HOLIDAY SPENDING DECREASING
updated 11/24/14 03:53 PM
CFA and CUNA Survey Reports
Expect lower consumer holiday spending in 2014 compared to 2013 based on the 15th annual holiday spending survey conducted by the Consumer Federation of America (CFA) and the Credit Union National Association (CUNA). The survey looked at a variety of spending factors such as income changes, financial condition, debt repayments, and savings.
According to the survey, 10 percent of respondents said they would spend more this holiday season compared to 13 percent in 2013. Also, 33 percent said they would spend less, a 1 percent increase from last year.
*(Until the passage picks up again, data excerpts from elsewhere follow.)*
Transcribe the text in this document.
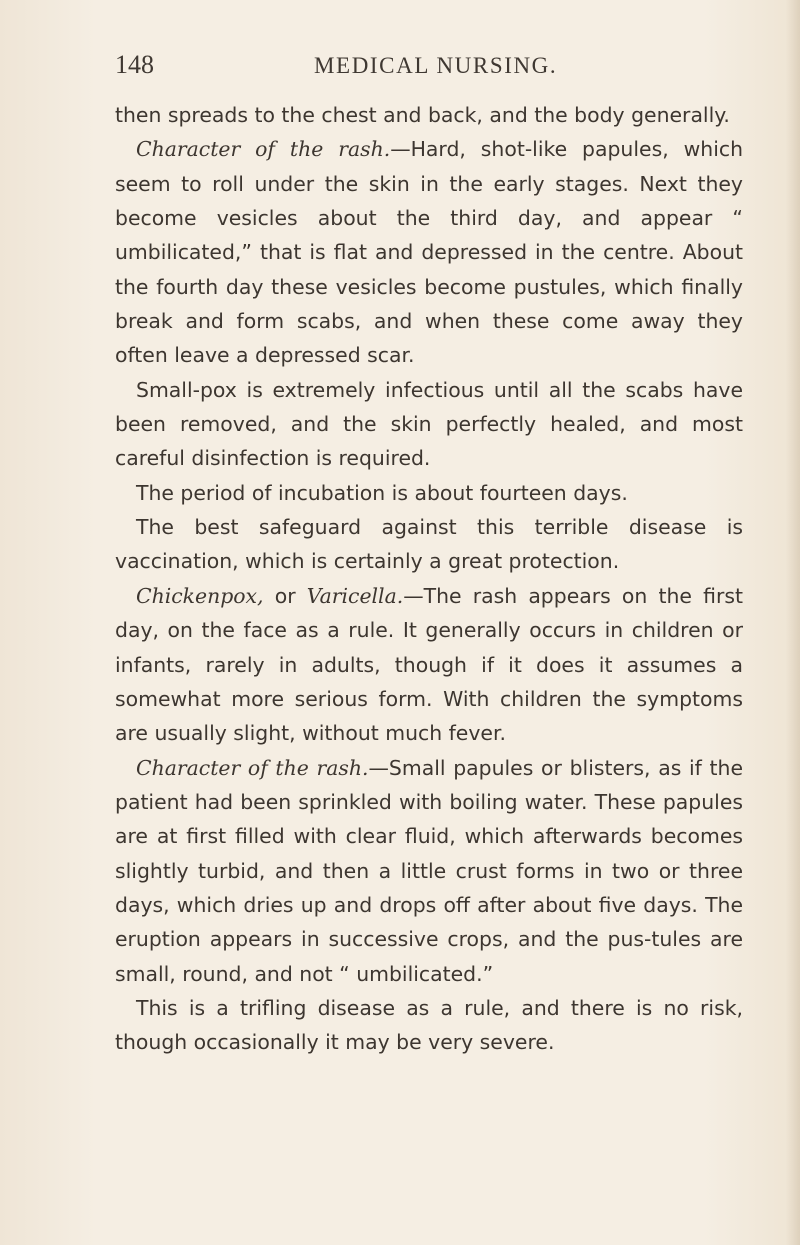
148	MEDICAL NURSING.

then spreads to the chest and back, and the body generally.

Character of the rash.—Hard, shot-like papules, which seem to roll under the skin in the early stages. Next they become vesicles about the third day, and appear “ umbilicated,” that is flat and depressed in the centre. About the fourth day these vesicles become pustules, which finally break and form scabs, and when these come away they often leave a depressed scar.

Small-pox is extremely infectious until all the scabs have been removed, and the skin perfectly healed, and most careful disinfection is required.

The period of incubation is about fourteen days.

The best safeguard against this terrible disease is vaccination, which is certainly a great protection.

Chickenpox, or Varicella.—The rash appears on the first day, on the face as a rule. It generally occurs in children or infants, rarely in adults, though if it does it assumes a somewhat more serious form. With children the symptoms are usually slight, without much fever.

Character of the rash.—Small papules or blisters, as if the patient had been sprinkled with boiling water. These papules are at first filled with clear fluid, which afterwards becomes slightly turbid, and then a little crust forms in two or three days, which dries up and drops off after about five days. The eruption appears in successive crops, and the pus-tules are small, round, and not “ umbilicated.”

This is a trifling disease as a rule, and there is no risk, though occasionally it may be very severe.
Despite the spending restraint, signs ranging from a lower unemployment rate to higher stock prices indicate that the U.S. economy is stronger this year than last. When asked to compare their current income with their income a year ago, 27 percent of survey respondents said it was higher, while only 21 percent said it was lower. When asked to compare their financial situation with that of a year ago, 28 percent said it was better while only 24 percent said it was worse.
“Top-line results from an economic perspective are encouraging and holiday spending almost certainly will increase this year,” said Mike Schenk, CUNA senior economist. “However, elements of our survey underscore the fact many consumers continue to reflect significant concerns about their personal finances- most especially in the realm of weak income gains. Because of this we expect the increase in holiday spending this season to be modest.”
The survey also showed a continuing widening gap between high and low income groups. Thirty-four percent of those with household incomes under $25,000, compared to only 13 percent of those with incomes over $100,000, said their financial condition was worse now than a year ago.
Responses about debt and savings help explain income differences related to how one would use an unexpected windfall of $5,000. More than half of the low income group, but little more than one-quarter of the high income group, said they would use most of these funds to pay down debt. In contrast, only about 32 percent of the low income group and 56 percent of the high income group said they would use most of the funds to add to savings or investments.